Thursday, May 10, 2001
Nurses rally at statehouse
Event supports staffing standards
By Tim Bonfield
The Cincinnati Enquirer
COLUMBUS More than 600 nurses from throughout Ohio gathered Wednesday at the statehouse to urge lawmakers to pass a bill that would ban mandatory overtime and require hospitals to establish minimum staffing standards.
Saying they have been overworked and underpaid for the past several years, many hospital nurses have been leaving bedside jobs in favor of better-paying jobs in temporary agencies and less stressful non-hospital jobs.
It is very simple. Not enough nurses, not enough good patient outcomes, said Mary Foley, president of the American Nurses Association, who traveled from Washington, D.C., to speak at Wednesday's rally.
Ohio is one of 30 states where nurse groups are calling for changes in state laws. The Ohio Nurses Association supports House Bill 78, sponsored by Rep. Ann Womer Benjamin, R-Aurora, and nine other legislators.
The bill would prohibit hospitals from requiring overtime, prohibit nurses from working more than 18 hours straight, and would require hospitals to live by minimum staffing standards set by their own committees of nurses and administrators.
Wednesday's rally included 23 nurses from University Hospital, many of whom said they deal constantly with the problems caused by short staffing.
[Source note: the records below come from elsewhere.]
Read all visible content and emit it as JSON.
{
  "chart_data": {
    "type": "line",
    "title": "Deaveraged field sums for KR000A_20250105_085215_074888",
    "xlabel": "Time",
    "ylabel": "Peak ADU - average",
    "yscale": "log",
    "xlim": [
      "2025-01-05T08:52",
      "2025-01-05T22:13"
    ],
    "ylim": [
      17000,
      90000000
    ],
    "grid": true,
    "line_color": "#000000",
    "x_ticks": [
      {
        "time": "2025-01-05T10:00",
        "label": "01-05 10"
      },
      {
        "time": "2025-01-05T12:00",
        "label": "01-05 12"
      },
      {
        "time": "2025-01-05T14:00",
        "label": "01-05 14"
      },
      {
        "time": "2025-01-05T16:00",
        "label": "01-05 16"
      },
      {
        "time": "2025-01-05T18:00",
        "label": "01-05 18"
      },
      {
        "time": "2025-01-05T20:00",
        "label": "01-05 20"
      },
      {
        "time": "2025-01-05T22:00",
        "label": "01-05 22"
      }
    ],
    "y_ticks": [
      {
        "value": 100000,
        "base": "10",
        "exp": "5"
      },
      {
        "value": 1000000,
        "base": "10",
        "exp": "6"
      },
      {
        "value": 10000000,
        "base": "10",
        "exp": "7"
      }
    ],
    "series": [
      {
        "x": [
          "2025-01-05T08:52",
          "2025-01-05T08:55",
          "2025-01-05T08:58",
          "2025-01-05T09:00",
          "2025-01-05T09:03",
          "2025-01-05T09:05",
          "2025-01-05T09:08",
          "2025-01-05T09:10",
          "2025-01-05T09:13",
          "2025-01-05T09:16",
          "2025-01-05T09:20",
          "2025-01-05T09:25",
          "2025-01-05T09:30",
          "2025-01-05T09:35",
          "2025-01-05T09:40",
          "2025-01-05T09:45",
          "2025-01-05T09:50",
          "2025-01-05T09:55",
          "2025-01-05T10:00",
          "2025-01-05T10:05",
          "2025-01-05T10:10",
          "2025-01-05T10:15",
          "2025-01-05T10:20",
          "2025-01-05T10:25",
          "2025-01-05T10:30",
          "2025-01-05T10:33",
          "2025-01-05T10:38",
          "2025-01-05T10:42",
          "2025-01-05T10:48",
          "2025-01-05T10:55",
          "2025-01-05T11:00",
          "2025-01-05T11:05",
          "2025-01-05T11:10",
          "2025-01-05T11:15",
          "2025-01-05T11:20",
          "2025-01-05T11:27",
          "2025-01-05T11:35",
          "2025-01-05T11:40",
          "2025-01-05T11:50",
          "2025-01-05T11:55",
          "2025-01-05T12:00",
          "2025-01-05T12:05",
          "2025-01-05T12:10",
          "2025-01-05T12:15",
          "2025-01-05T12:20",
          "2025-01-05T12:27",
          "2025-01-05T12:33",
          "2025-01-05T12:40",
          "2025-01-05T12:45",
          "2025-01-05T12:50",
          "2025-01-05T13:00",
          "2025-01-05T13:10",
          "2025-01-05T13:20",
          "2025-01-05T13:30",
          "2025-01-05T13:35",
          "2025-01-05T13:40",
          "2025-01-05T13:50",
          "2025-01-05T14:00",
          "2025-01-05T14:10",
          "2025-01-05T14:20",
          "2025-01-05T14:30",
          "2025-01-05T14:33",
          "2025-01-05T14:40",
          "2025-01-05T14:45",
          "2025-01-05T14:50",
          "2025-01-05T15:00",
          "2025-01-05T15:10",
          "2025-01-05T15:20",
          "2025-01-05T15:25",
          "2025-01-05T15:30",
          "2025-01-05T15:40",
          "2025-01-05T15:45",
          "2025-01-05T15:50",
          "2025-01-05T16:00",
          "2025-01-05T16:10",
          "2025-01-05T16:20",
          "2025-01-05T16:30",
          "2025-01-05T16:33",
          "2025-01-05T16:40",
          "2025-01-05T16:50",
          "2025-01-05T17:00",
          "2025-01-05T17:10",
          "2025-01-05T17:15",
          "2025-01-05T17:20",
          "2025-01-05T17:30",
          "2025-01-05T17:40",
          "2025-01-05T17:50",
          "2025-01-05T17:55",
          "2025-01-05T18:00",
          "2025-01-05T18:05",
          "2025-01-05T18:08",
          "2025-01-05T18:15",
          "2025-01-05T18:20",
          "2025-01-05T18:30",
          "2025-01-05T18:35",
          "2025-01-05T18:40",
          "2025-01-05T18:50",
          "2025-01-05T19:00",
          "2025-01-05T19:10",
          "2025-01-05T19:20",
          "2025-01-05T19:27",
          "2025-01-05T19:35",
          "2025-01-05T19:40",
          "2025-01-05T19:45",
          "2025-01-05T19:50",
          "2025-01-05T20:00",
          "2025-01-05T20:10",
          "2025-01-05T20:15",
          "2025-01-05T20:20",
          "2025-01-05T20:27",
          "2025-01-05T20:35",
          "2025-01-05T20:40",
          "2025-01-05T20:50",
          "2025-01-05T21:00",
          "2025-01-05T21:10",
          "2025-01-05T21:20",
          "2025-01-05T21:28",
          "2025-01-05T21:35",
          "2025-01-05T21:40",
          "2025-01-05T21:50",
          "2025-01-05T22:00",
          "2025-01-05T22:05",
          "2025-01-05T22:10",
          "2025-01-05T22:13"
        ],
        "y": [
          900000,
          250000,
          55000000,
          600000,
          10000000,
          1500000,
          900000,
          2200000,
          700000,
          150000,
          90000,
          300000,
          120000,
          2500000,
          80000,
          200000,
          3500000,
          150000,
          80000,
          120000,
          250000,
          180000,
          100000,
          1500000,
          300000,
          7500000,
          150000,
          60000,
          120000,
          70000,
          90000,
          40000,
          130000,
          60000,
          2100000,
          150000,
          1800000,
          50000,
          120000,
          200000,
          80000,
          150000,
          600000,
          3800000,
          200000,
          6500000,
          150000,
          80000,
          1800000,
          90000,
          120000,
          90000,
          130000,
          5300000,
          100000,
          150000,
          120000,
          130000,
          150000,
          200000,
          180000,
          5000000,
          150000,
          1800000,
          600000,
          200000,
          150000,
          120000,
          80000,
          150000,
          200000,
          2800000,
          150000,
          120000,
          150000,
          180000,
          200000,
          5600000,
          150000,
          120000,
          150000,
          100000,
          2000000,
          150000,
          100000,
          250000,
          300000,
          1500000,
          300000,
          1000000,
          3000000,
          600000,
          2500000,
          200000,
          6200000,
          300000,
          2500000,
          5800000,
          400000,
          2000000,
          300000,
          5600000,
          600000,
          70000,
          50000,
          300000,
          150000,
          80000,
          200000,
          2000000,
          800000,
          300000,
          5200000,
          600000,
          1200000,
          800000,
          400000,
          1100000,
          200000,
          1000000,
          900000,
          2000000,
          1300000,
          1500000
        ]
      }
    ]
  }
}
It's very critical. On night shift you can have one registered nurse and one or two aides for 22 patients, said Glenda Gabbard, a surgical nurse at University Hospital.
However, hospital groups oppose House Bill 78. We can't legislate our way out of the nursing shortage, said Mary Yost, a spokeswoman for the Ohio Hospital Association, which testified Wednesday during a committee hearing against the bill.
We agree that mandatory overtime is not a tool you want to use every day, Ms. Yost said. But there are times when hospitals need that tool.